El Poder Ejecutivo ajustó los gravámenes y precios de los timbres que deberá pagar quienes utilicen los servicios de profesionales –desde recetas para medicamentos, trámites judiciales o planos de arquitectos, entre varios– cuyo destino es cubrir una parte del financiamiento de la Caja de Jubilaciones y Pensiones Profesionales (CJPPU).
Este ingreso representó en 2004 el 36% de los ingresos de la Caja –US$ 613 millones–, que también se nutre de aportes directos efectuados por los profesionales y de inversiones propias, básicamente, en el sistema financiero.

Con este decreto, el Poder Ejecutivo reglamenta la ley 17.738 de julio del año 2004 de la reforma de la Caja Profesional y busca adecuar con mayor equidad contributiva la reestructuración dispuesta en esa norma para aquellos gravámenes que pesan sobre servicios brindados por cerca de 40 profesiones y que forman parte de los recursos indirectos asignados al organismo previsional.
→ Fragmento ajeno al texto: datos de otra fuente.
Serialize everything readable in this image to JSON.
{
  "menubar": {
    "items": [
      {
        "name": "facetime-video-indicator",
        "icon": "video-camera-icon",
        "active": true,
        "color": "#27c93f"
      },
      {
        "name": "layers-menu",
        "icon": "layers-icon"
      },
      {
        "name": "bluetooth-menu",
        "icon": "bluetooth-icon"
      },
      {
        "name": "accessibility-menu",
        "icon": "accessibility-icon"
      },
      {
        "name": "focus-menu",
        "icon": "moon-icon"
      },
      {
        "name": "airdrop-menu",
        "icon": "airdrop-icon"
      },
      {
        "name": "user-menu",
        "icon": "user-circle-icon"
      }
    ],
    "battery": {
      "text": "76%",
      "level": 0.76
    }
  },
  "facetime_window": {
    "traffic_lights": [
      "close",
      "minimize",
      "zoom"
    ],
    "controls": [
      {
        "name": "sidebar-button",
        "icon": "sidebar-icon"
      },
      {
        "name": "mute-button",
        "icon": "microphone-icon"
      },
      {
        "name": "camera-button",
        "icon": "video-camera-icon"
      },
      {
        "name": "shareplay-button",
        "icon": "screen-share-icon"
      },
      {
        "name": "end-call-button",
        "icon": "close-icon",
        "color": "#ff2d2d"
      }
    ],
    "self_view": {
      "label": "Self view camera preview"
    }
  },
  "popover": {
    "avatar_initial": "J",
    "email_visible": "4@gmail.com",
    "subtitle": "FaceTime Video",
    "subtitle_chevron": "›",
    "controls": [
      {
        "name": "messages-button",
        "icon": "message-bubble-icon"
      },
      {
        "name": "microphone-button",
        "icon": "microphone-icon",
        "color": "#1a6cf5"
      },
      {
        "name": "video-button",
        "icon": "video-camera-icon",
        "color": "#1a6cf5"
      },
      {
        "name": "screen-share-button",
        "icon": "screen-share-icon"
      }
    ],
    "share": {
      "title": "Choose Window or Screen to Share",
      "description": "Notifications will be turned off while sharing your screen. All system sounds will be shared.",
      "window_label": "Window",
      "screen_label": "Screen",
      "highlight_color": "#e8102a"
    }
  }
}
Entre los cambios más destacados figura un incremento del 300% (hasta un máximo de $ 3.200) de las prestaciones sobre ajustes de activos ante la DGI de acuerdo a las normas del Impuesto al Patrimonio, según señaló a El Observador el gerente general de la Caja, Omar Delgado. También destacó, por su implicancia en los ingresos de la Caja, la reducción de 3% a 2% de la tasa que grava la venta de específicos de uso humano (medicamentos y yerbas medicinales) y de 6% a 4% en la tasa aplicada a los planos presentados ante dependencias estatales y que estén relacionados con la ejecución de obras de arquitectura o ingeniería públicas o privadas realizadas por particulares.

Asimismo, se elevó fuertemente (a $ 1.400) el gravamen sobre cada intervención de cirugía mayor o tratamiento médico sustitutivo o de importancia similar, lo que refiere principalmente a las cirugías estéticas, porque se exceptúan de esta carga las intervenciones y tratamientos en hospitales públicos y mutualistas. Delgado dijo que este monto es casi 15 veces superior al que regía con anterioridad a la ley promulgada el 31 de julio del año pasado.


Certificados, recetas y análisis. También se variaron algunas de las escalas de las prestaciones que gravan todo documento otorgado por un profesional integrante de una profesión afiliable a la Caja. En este sentido, se destaca el aumento en $ 3 (de $32 a $ 35) en certificados médicos y odontológicos y en resultados de análisis clínicos y de $ 1 (de $9 a $ 10) en recetas de productos medicamentosos y afines y en otros certificados médicos y odontológicos, así como los correspondientes a juicio de alimentos en beneficios de menores de edad.

El gerente general de la Caja dijo que con las adecuaciones de los gravámenes ajustados en el decreto se buscó impartir “justicia tributaria”.

Sostuvo que en ningún momento se proyectaron las modificaciones “con el criterio de conseguir mayores ingresos para la Caja”, que luce un ratio de 3.05 activos por cada pasivo.

En 2004 los aportes directos a la Caja Profesional representaron el 64% (US$ 1.110 millones).

Sin embargo las inversiones dieron un resultado negativo debido a que las reservas en dólares de la entidad perdieron valor como consecuencia de la significativa depreciación que sufrió la moneda estadounidense.